American novelist and dramatist, best known for his satirical and sometimes romanticized pictures of American Midwesterners. - Merriam-Webster's Encyclopedia of Literaturemore

Collecting tips:

Booth Tarkington as collectible author is an enigma, wrapped in a contradiction, and drizzled with irony. Ask any book collector or dealer who have been around for a long time and they'll probably shrug -- who cares about Booth Tarkington? But the funny thing is that he has more collected books than many more highly regarded authors. He wrote two of the first four Pulitzer Prize novels, The Magnicent Ambersons (1919) and Alice Adams (1922), both of which are wicked scarce in jacket. The first title is also sought as a film source for the 1942 Orson Welles' film, as are several of his other books including Presenting Lily Mars (1933), Monsieur Beaucaire (1900, the 1924 film featured Rudolph Valentino), and Seventeen (1916). One of the primary guides to collectible children's books is entitled Peter Parley to Penrod, the later title, Penrod (1914), is a Tarkington novel, and very scarce in jacket.

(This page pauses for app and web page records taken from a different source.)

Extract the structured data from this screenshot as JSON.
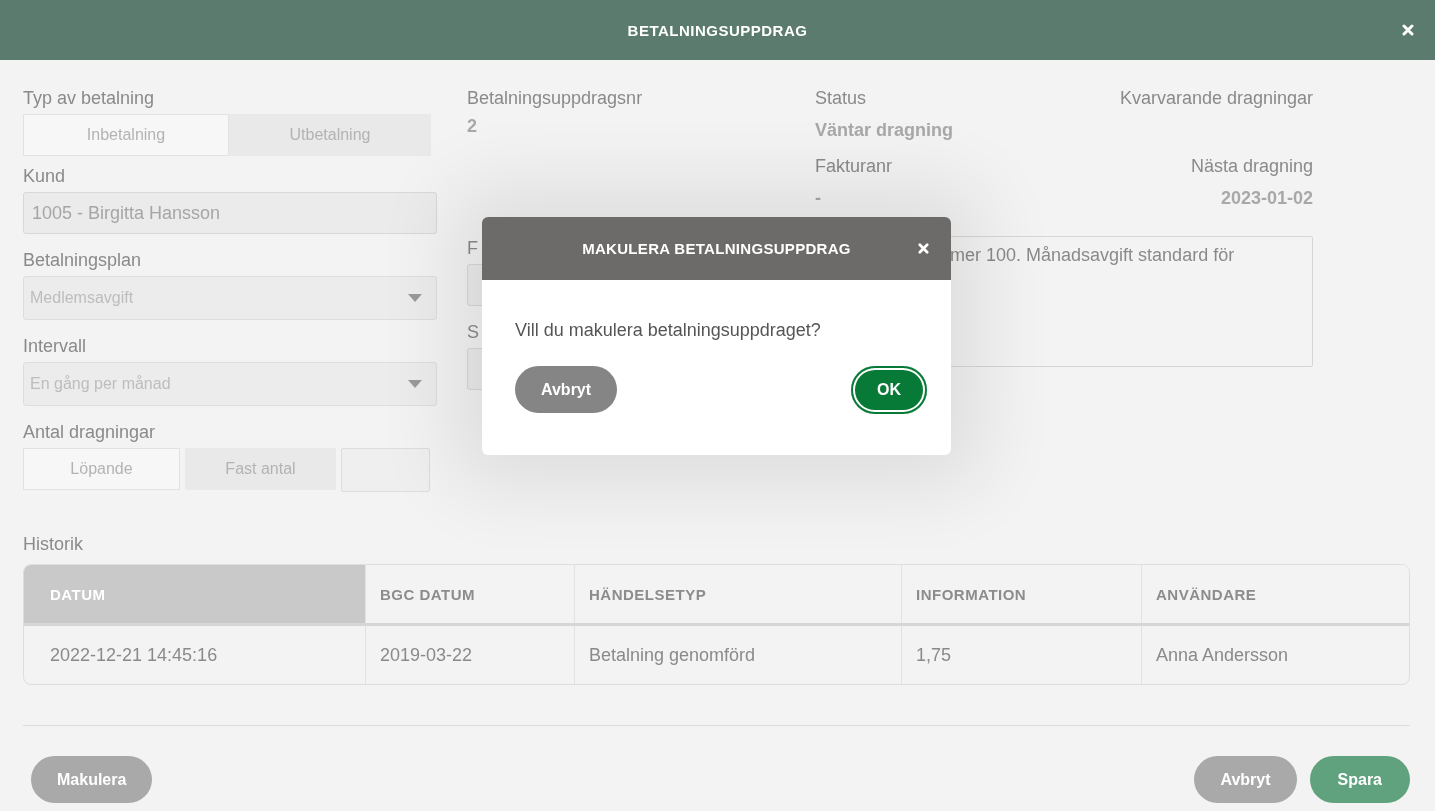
{
  "window": {
    "title": "BETALNINGSUPPDRAG"
  },
  "form": {
    "payment_type": {
      "label": "Typ av betalning",
      "options": [
        {
          "label": "Inbetalning",
          "selected": true
        },
        {
          "label": "Utbetalning",
          "selected": false
        }
      ]
    },
    "customer": {
      "label": "Kund",
      "value": "1005 - Birgitta Hansson"
    },
    "plan": {
      "label": "Betalningsplan",
      "value": "Medlemsavgift"
    },
    "interval": {
      "label": "Intervall",
      "value": "En gång per månad"
    },
    "draw_count": {
      "label": "Antal dragningar",
      "options": [
        {
          "label": "Löpande",
          "selected": true
        },
        {
          "label": "Fast antal",
          "selected": false
        }
      ]
    },
    "order_number": {
      "label": "Betalningsuppdragsnr",
      "value": "2"
    },
    "field_1": {
      "label": "F"
    },
    "field_2": {
      "label": "S"
    },
    "status": {
      "label": "Status",
      "value": "Väntar dragning"
    },
    "remaining": {
      "label": "Kvarvarande dragningar"
    },
    "invoice": {
      "label": "Fakturanr",
      "value": "-"
    },
    "next_draw": {
      "label": "Nästa dragning",
      "value": "2023-01-02"
    },
    "note": {
      "value": "mer 100. Månadsavgift standard för"
    }
  },
  "history": {
    "title": "Historik",
    "columns": [
      {
        "label": "DATUM",
        "sorted": true
      },
      {
        "label": "BGC DATUM",
        "sorted": false
      },
      {
        "label": "HÄNDELSETYP",
        "sorted": false
      },
      {
        "label": "INFORMATION",
        "sorted": false
      },
      {
        "label": "ANVÄNDARE",
        "sorted": false
      }
    ],
    "rows": [
      [
        "2022-12-21 14:45:16",
        "2019-03-22",
        "Betalning genomförd",
        "1,75",
        "Anna Andersson"
      ]
    ]
  },
  "footer": {
    "buttons": [
      {
        "label": "Makulera",
        "kind": "neutral"
      },
      {
        "label": "Avbryt",
        "kind": "neutral"
      },
      {
        "label": "Spara",
        "kind": "primary"
      }
    ]
  },
  "dialog": {
    "title": "MAKULERA BETALNINGSUPPDRAG",
    "message": "Vill du makulera betalningsuppdraget?",
    "buttons": [
      {
        "label": "Avbryt",
        "kind": "neutral"
      },
      {
        "label": "OK",
        "kind": "confirm"
      }
    ]
  }
}
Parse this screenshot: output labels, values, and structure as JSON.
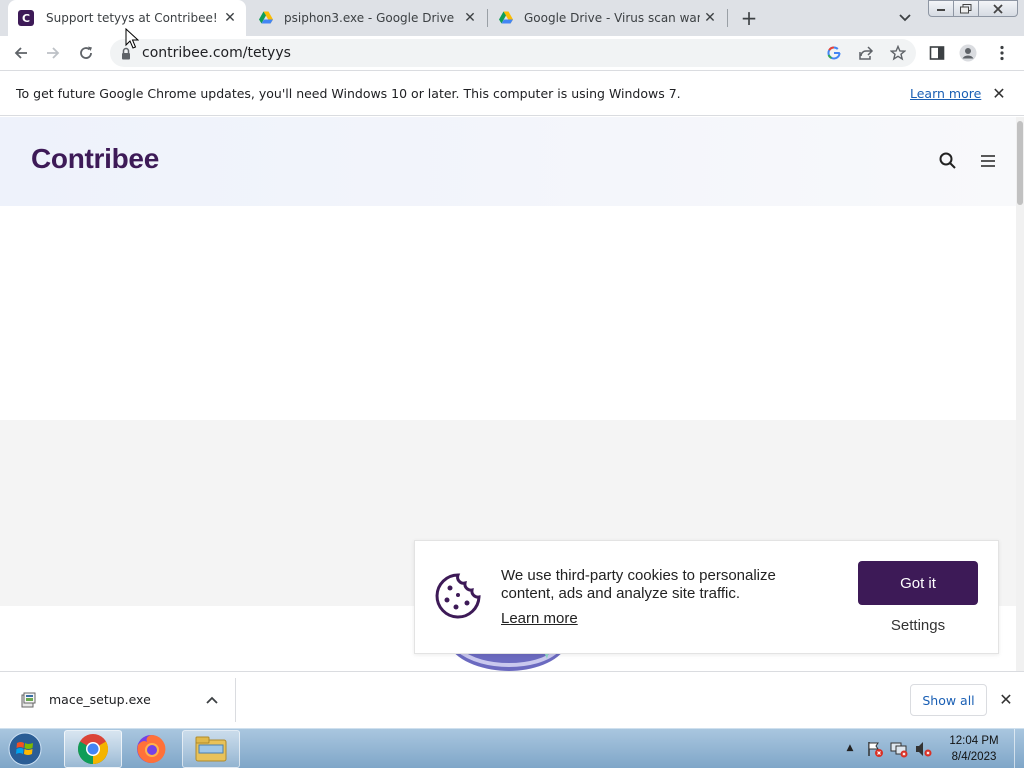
{
  "browser": {
    "tabs": [
      {
        "title": "Support tetyys at Contribee!",
        "favicon": "contribee-c-icon",
        "active": true
      },
      {
        "title": "psiphon3.exe - Google Drive",
        "favicon": "google-drive-icon",
        "active": false
      },
      {
        "title": "Google Drive - Virus scan warnin",
        "favicon": "google-drive-icon",
        "active": false
      }
    ],
    "favicon_letter": "C",
    "new_tab_label": "+",
    "address": "contribee.com/tetyys"
  },
  "infobar": {
    "message": "To get future Google Chrome updates, you'll need Windows 10 or later. This computer is using Windows 7.",
    "learn_more": "Learn more"
  },
  "site": {
    "logo": "Contribee",
    "brand_color": "#3d1a57"
  },
  "cookie_banner": {
    "message": "We use third-party cookies to personalize content, ads and analyze site traffic.",
    "learn_more": "Learn more",
    "accept_label": "Got it",
    "settings_label": "Settings"
  },
  "downloads": {
    "file_name": "mace_setup.exe",
    "show_all_label": "Show all"
  },
  "taskbar": {
    "apps": [
      "chrome-icon",
      "firefox-icon",
      "windows-explorer-icon"
    ],
    "time": "12:04 PM",
    "date": "8/4/2023"
  }
}
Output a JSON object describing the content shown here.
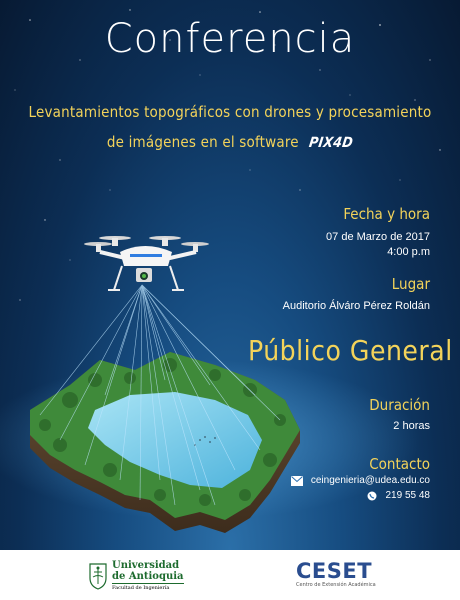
{
  "poster": {
    "title": "Conferencia",
    "subtitle_line1": "Levantamientos topográficos con drones y procesamiento",
    "subtitle_line2": "de imágenes en el software",
    "software_logo": "PIX4D"
  },
  "details": {
    "fecha_label": "Fecha y hora",
    "fecha_value": "07 de Marzo de 2017",
    "hora_value": "4:00 p.m",
    "lugar_label": "Lugar",
    "lugar_value": "Auditorio Álváro Pérez Roldán",
    "publico": "Público General",
    "duracion_label": "Duración",
    "duracion_value": "2 horas",
    "contacto_label": "Contacto",
    "email": "ceingenieria@udea.edu.co",
    "phone": "219 55 48"
  },
  "footer": {
    "udea_line1": "Universidad",
    "udea_line2": "de Antioquia",
    "udea_faculty": "Facultad de Ingeniería",
    "ceset_name": "CESET",
    "ceset_sub": "Centro de Extensión Académica"
  },
  "icons": {
    "email": "envelope-icon",
    "phone": "phone-icon"
  },
  "colors": {
    "accent": "#f3d35a",
    "text": "#ffffff",
    "udea_green": "#1d6b2e",
    "ceset_blue": "#2a4d8f"
  }
}
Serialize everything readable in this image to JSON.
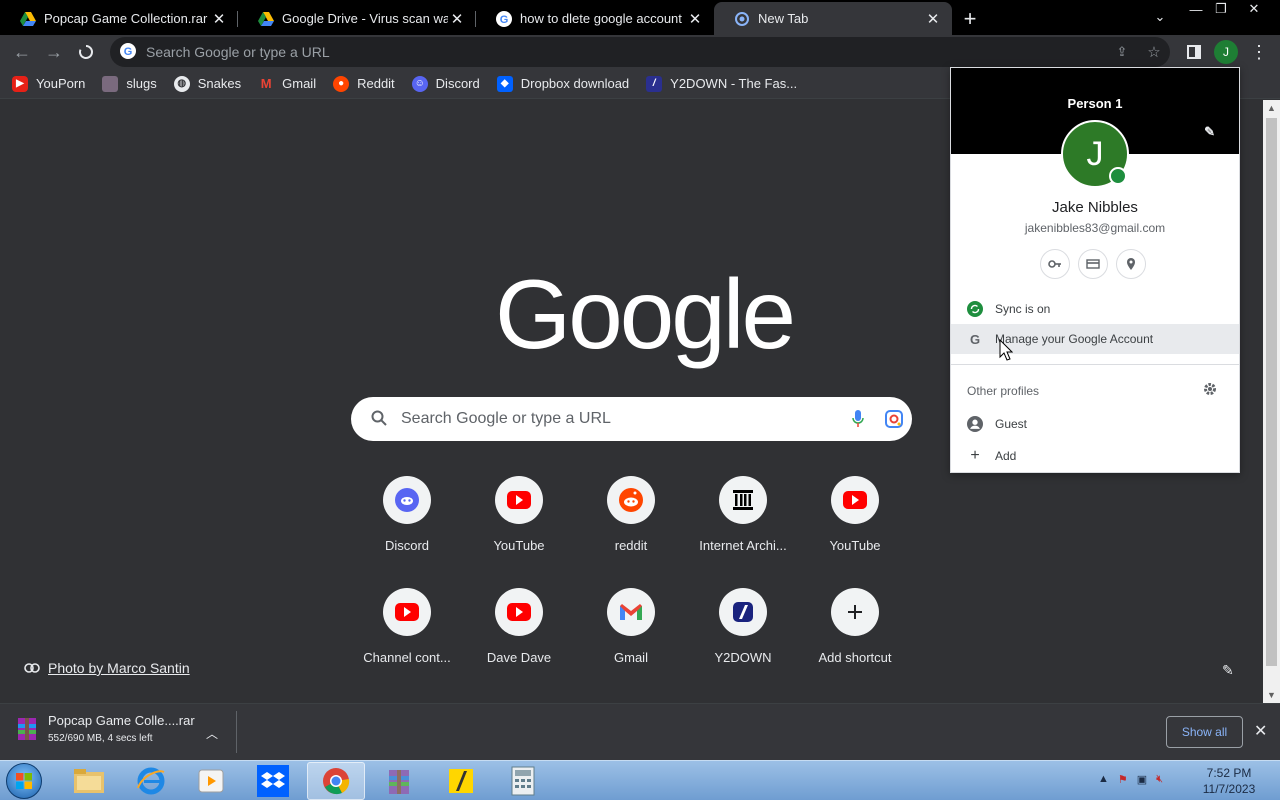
{
  "tabs": [
    {
      "title": "Popcap Game Collection.rar - Go",
      "icon": "google-drive-icon"
    },
    {
      "title": "Google Drive - Virus scan warnin",
      "icon": "google-drive-icon"
    },
    {
      "title": "how to dlete google account - G",
      "icon": "google-g-icon"
    },
    {
      "title": "New Tab",
      "icon": "chrome-icon"
    }
  ],
  "toolbar": {
    "omnibox_placeholder": "Search Google or type a URL",
    "profile_initial": "J"
  },
  "bookmarks": [
    {
      "label": "YouPorn",
      "color": "#e62117"
    },
    {
      "label": "slugs",
      "color": "#7a6a7e"
    },
    {
      "label": "Snakes",
      "color": "#e8eaed"
    },
    {
      "label": "Gmail",
      "color": "#ea4335"
    },
    {
      "label": "Reddit",
      "color": "#ff4500"
    },
    {
      "label": "Discord",
      "color": "#5865f2"
    },
    {
      "label": "Dropbox download",
      "color": "#0061ff"
    },
    {
      "label": "Y2DOWN - The Fas...",
      "color": "#2a2f8f"
    }
  ],
  "ntp": {
    "logo_text": "Google",
    "search_placeholder": "Search Google or type a URL",
    "shortcuts": [
      {
        "label": "Discord",
        "icon": "discord-icon"
      },
      {
        "label": "YouTube",
        "icon": "youtube-icon"
      },
      {
        "label": "reddit",
        "icon": "reddit-icon"
      },
      {
        "label": "Internet Archi...",
        "icon": "internet-archive-icon"
      },
      {
        "label": "YouTube",
        "icon": "youtube-icon"
      },
      {
        "label": "Channel cont...",
        "icon": "youtube-icon"
      },
      {
        "label": "Dave Dave",
        "icon": "youtube-icon"
      },
      {
        "label": "Gmail",
        "icon": "gmail-icon"
      },
      {
        "label": "Y2DOWN",
        "icon": "y2down-icon"
      },
      {
        "label": "Add shortcut",
        "icon": "plus-icon"
      }
    ],
    "attribution": "Photo by Marco Santin"
  },
  "profile_popup": {
    "header": "Person 1",
    "initial": "J",
    "name": "Jake Nibbles",
    "email": "jakenibbles83@gmail.com",
    "sync_label": "Sync is on",
    "manage_label": "Manage your Google Account",
    "other_profiles_label": "Other profiles",
    "guest_label": "Guest",
    "add_label": "Add"
  },
  "download": {
    "filename": "Popcap Game Colle....rar",
    "status": "552/690 MB, 4 secs left",
    "show_all": "Show all"
  },
  "taskbar": {
    "time": "7:52 PM",
    "date": "11/7/2023"
  }
}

Even booksellers have a favorite Tarkington title -- Rumbin Galleries (1937) about a European emigre dealing in art and antiques in New York City, who dispenses wisdom about the antiquarian trades, all the while smiling benevolently upon his lovely assistant and her beamish beau. There is even a market for him as an Indiana author -- notably for his first book, The Gentleman from Indiana (1899, be sure to note whether the ear of corn on the spine of the book is pointing up or down!). He wrote approximately a zillion other books as well, some of them good, many of them forgotten. But then who cares about Booth Tarkington anyway?